Plot of the optimal target, solar spectrum and blackbody radiation.

Thus we design a multilayered film structure to have higher solar energy absorption efficiency in the 300–1400 nm wavelength range. The layered materials consisting of the film structure are Ti and SiO2, respectively. The 200-nm-thick Cu layer is used as the substructure to ensure that the film device is opaque to have zero transmission of the light in the entire working wavelength range. The thickness of each layer is initialized with a random value. We use the deep Q-learning in sequence to optimize the thickness of each layer of the film structure. To verify the effectiveness of the algorithm, we optimized three types of the film structures with different layer numbers: (1) 4 layers; (2) 6 layers; and (3) 8 layers. The optimal thickness of each layer is shown in Table 3. The optimizer obtains the best results for each of the three structures, respectively 87.4%, 90.15% and 94.55%. More layers in one film can search for better optimization results.

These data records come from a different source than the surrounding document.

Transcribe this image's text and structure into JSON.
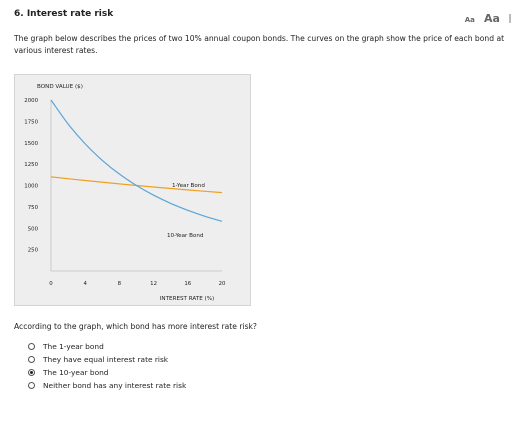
{
  "question": {
    "title": "6. Interest rate risk",
    "intro": "The graph below describes the prices of two 10% annual coupon bonds. The curves on the graph show the price of each bond at various interest rates.",
    "prompt": "According to the graph, which bond has more interest rate risk?"
  },
  "font_controls": {
    "small": "Aa",
    "large": "Aa"
  },
  "chart_data": {
    "type": "line",
    "ylabel": "BOND VALUE ($)",
    "xlabel": "INTEREST RATE (%)",
    "xlim": [
      0,
      20
    ],
    "ylim": [
      0,
      2000
    ],
    "x_ticks": [
      "0",
      "4",
      "8",
      "12",
      "16",
      "20"
    ],
    "y_ticks": [
      "2000",
      "1750",
      "1500",
      "1250",
      "1000",
      "750",
      "500",
      "250"
    ],
    "series": [
      {
        "name": "1-Year Bond",
        "color": "#f0a020",
        "x": [
          0,
          4,
          8,
          12,
          16,
          20
        ],
        "values": [
          1100,
          1058,
          1019,
          982,
          948,
          917
        ]
      },
      {
        "name": "10-Year Bond",
        "color": "#5aa6d6",
        "x": [
          0,
          2,
          4,
          6,
          8,
          10,
          12,
          14,
          16,
          18,
          20
        ],
        "values": [
          2000,
          1719,
          1487,
          1294,
          1134,
          1000,
          887,
          791,
          710,
          640,
          581
        ]
      }
    ]
  },
  "options": [
    {
      "label": "The 1-year bond",
      "selected": false
    },
    {
      "label": "They have equal interest rate risk",
      "selected": false
    },
    {
      "label": "The 10-year bond",
      "selected": true
    },
    {
      "label": "Neither bond has any interest rate risk",
      "selected": false
    }
  ]
}
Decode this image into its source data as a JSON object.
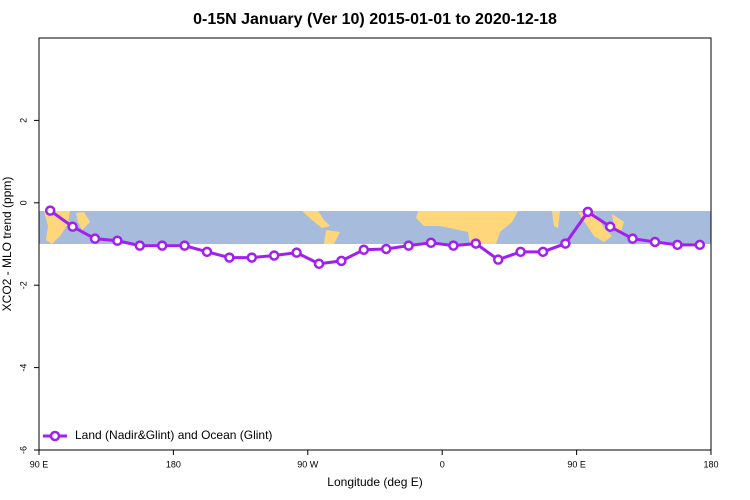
{
  "chart_data": {
    "type": "line",
    "title": "0-15N January (Ver 10)   2015-01-01 to 2020-12-18",
    "x_label": "Longitude (deg E)",
    "y_label": "XCO2 - MLO trend (ppm)",
    "xlim": [
      90,
      540
    ],
    "xticks": [
      {
        "value": 90,
        "label": "90 E"
      },
      {
        "value": 180,
        "label": "180"
      },
      {
        "value": 270,
        "label": "90 W"
      },
      {
        "value": 360,
        "label": "0"
      },
      {
        "value": 450,
        "label": "90 E"
      },
      {
        "value": 540,
        "label": "180"
      }
    ],
    "ylim": [
      -6,
      4
    ],
    "yticks": [
      -6,
      -4,
      -2,
      0,
      2
    ],
    "legend": "bottom-left",
    "x": [
      97.5,
      112.5,
      127.5,
      142.5,
      157.5,
      172.5,
      187.5,
      202.5,
      217.5,
      232.5,
      247.5,
      262.5,
      277.5,
      292.5,
      307.5,
      322.5,
      337.5,
      352.5,
      367.5,
      382.5,
      397.5,
      412.5,
      427.5,
      442.5,
      457.5,
      472.5,
      487.5,
      502.5,
      517.5,
      532.5
    ],
    "series": [
      {
        "name": "Land (Nadir&Glint) and Ocean (Glint)",
        "color": "#a020f0",
        "values": [
          -0.19,
          -0.58,
          -0.87,
          -0.92,
          -1.04,
          -1.04,
          -1.04,
          -1.19,
          -1.33,
          -1.33,
          -1.28,
          -1.21,
          -1.48,
          -1.41,
          -1.14,
          -1.12,
          -1.04,
          -0.97,
          -1.04,
          -0.99,
          -1.38,
          -1.19,
          -1.19,
          -0.99,
          -0.22,
          -0.58,
          -0.87,
          -0.95,
          -1.02,
          -1.02
        ]
      }
    ]
  }
}
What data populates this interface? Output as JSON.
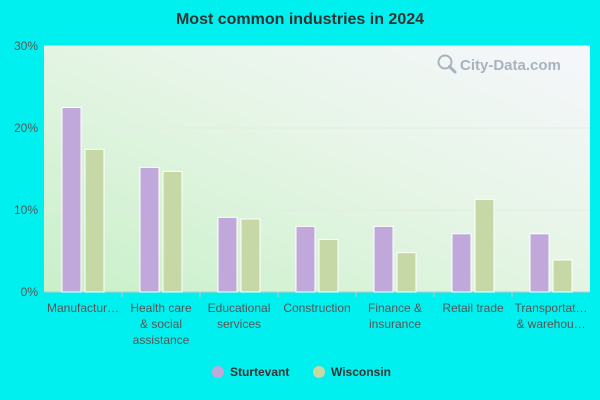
{
  "chart_data": {
    "type": "bar",
    "title": "Most common industries in 2024",
    "categories": [
      [
        "Manufactur…"
      ],
      [
        "Health care",
        "& social",
        "assistance"
      ],
      [
        "Educational",
        "services"
      ],
      [
        "Construction"
      ],
      [
        "Finance &",
        "insurance"
      ],
      [
        "Retail trade"
      ],
      [
        "Transportat…",
        "& warehou…"
      ]
    ],
    "series": [
      {
        "name": "Sturtevant",
        "color": "#c0a8db",
        "values": [
          22.5,
          15.2,
          9.1,
          8.0,
          8.0,
          7.1,
          7.1
        ]
      },
      {
        "name": "Wisconsin",
        "color": "#c5d8a5",
        "values": [
          17.4,
          14.7,
          8.9,
          6.4,
          4.8,
          11.3,
          3.9
        ]
      }
    ],
    "ylim": [
      0,
      30
    ],
    "yticks": [
      0,
      10,
      20,
      30
    ],
    "ytick_suffix": "%",
    "grid": true,
    "legend": "bottom",
    "watermark": "City-Data.com"
  }
}
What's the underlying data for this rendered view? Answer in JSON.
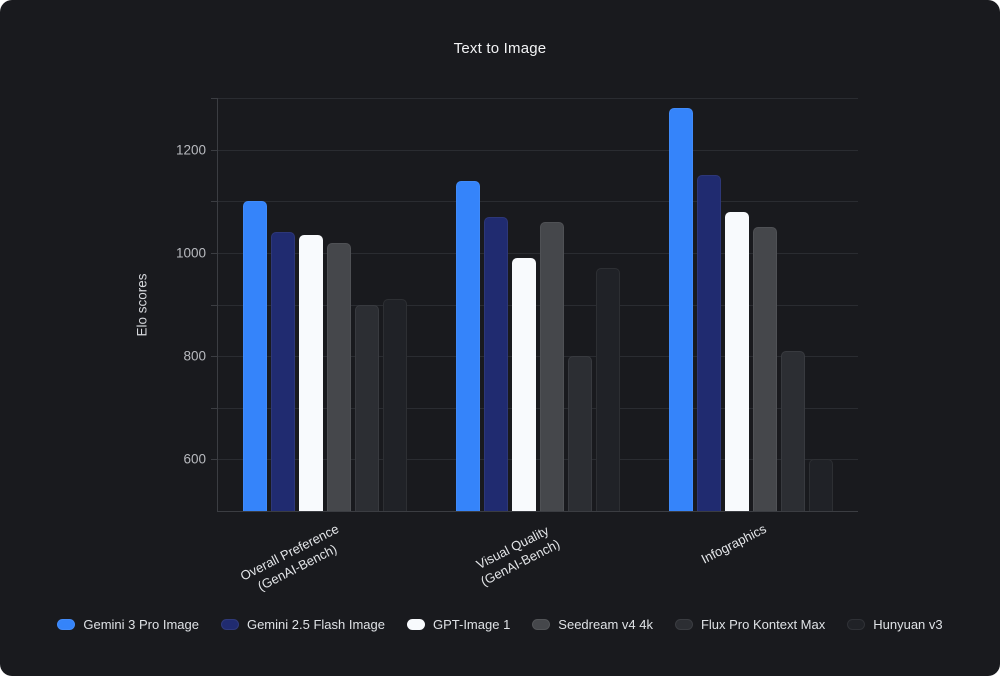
{
  "chart_data": {
    "type": "bar",
    "title": "Text to Image",
    "xlabel": "",
    "ylabel": "Elo scores",
    "categories": [
      "Overall Preference\n(GenAI-Bench)",
      "Visual Quality\n(GenAI-Bench)",
      "Infographics"
    ],
    "series": [
      {
        "name": "Gemini 3 Pro Image",
        "color": "#3584FA",
        "values": [
          1100,
          1140,
          1280
        ]
      },
      {
        "name": "Gemini 2.5 Flash Image",
        "color": "#202B70",
        "values": [
          1040,
          1070,
          1150
        ]
      },
      {
        "name": "GPT-Image 1",
        "color": "#F8FAFD",
        "values": [
          1035,
          990,
          1080
        ]
      },
      {
        "name": "Seedream v4 4k",
        "color": "#45474B",
        "values": [
          1020,
          1060,
          1050
        ]
      },
      {
        "name": "Flux Pro Kontext Max",
        "color": "#2C2E33",
        "values": [
          900,
          800,
          810
        ]
      },
      {
        "name": "Hunyuan v3",
        "color": "#202227",
        "values": [
          910,
          970,
          600
        ]
      }
    ],
    "ylim": [
      500,
      1300
    ],
    "ytick_labels": [
      600,
      800,
      1000,
      1200
    ],
    "grid_step": 100,
    "grid": true,
    "legend_position": "bottom",
    "background": "#191A1E"
  }
}
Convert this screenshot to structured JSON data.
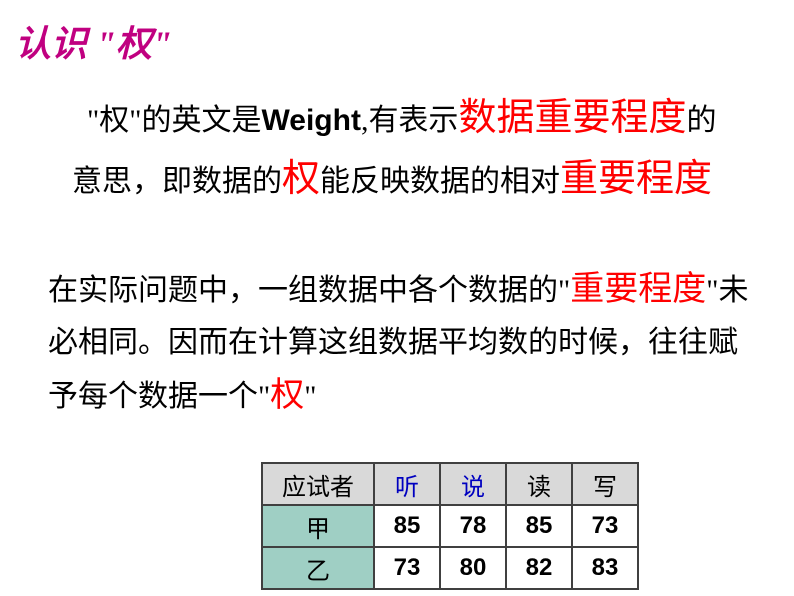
{
  "title": "认识 \"权\"",
  "para1": {
    "t1": "\"权\"的英文是",
    "weight": "Weight",
    "t2": ",有表示",
    "r1": "数据重要程度",
    "t3": "的意思，即数据的",
    "r2": "权",
    "t4": "能反映数据的相对",
    "r3": "重要程度"
  },
  "para2": {
    "t1": "在实际问题中，一组数据中各个数据的\"",
    "r1": "重要程度",
    "t2": "\"未必相同。因而在计算这组数据平均数的时候，往往赋予每个数据一个\"",
    "r2": "权",
    "t3": "\""
  },
  "table": {
    "header": [
      "应试者",
      "听",
      "说",
      "读",
      "写"
    ],
    "rows": [
      {
        "label": "甲",
        "values": [
          "85",
          "78",
          "85",
          "73"
        ]
      },
      {
        "label": "乙",
        "values": [
          "73",
          "80",
          "82",
          "83"
        ]
      }
    ],
    "colors": {
      "first_col_bg": "#9fcfc4",
      "header_bg": "#d9d9d9",
      "header_blue": "#0000c0",
      "border": "#404040",
      "value_bg": "#ffffff"
    }
  }
}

Table 3 Material composition and thicknesses for the optimized solar selective absorber using 2 materials.
Figure 4
figure 4

8 layers solar absorption film’s optimization result in different epoch.

Figure 4 expresses the performance of the DQN agent in the search process and optimization. We found that in the first 100 attempts, the agent almost stopped searching very quickly. In the 200th attempt, the agent got a relatively good optimization result. In the 300th attempt, the agent experienced some overfitting, and the optimization score quickly increased and then decreased rapidly. This situation is because the agent repeatedly executes the same action that obtains a good score. Compared with epoch-400 and epoch-500, it can be seen that the training score and the optimal step size to achieve better results are obviously shortened.

Conclusions

We propose a novel algorithm to optimize the thickness of selective solar absorber, and this reinforcement learning method is easy to extend to other multi-layers films. This algorithm dramatically improves the optimization speed of the film thickness, and the researchers have not given any initialization of the film structure. The network structure using the 1D-Conv network, like backbones, features the observation from the simulation environment. We also notice that the total time-consuming optimization is very controllable, and the total number of iterations can search for a satisfactory result in 500 epochs as we test the result in a PC with AMD 3600X CPU and NVIDIA GTX-1080Ti GPU. The overall optimization time cost is about 20 min. Since the overall operation time is mainly concentrated in the system simulation stage, the overall optimization time may be further shortened, considering the introduction of multi-process simulation.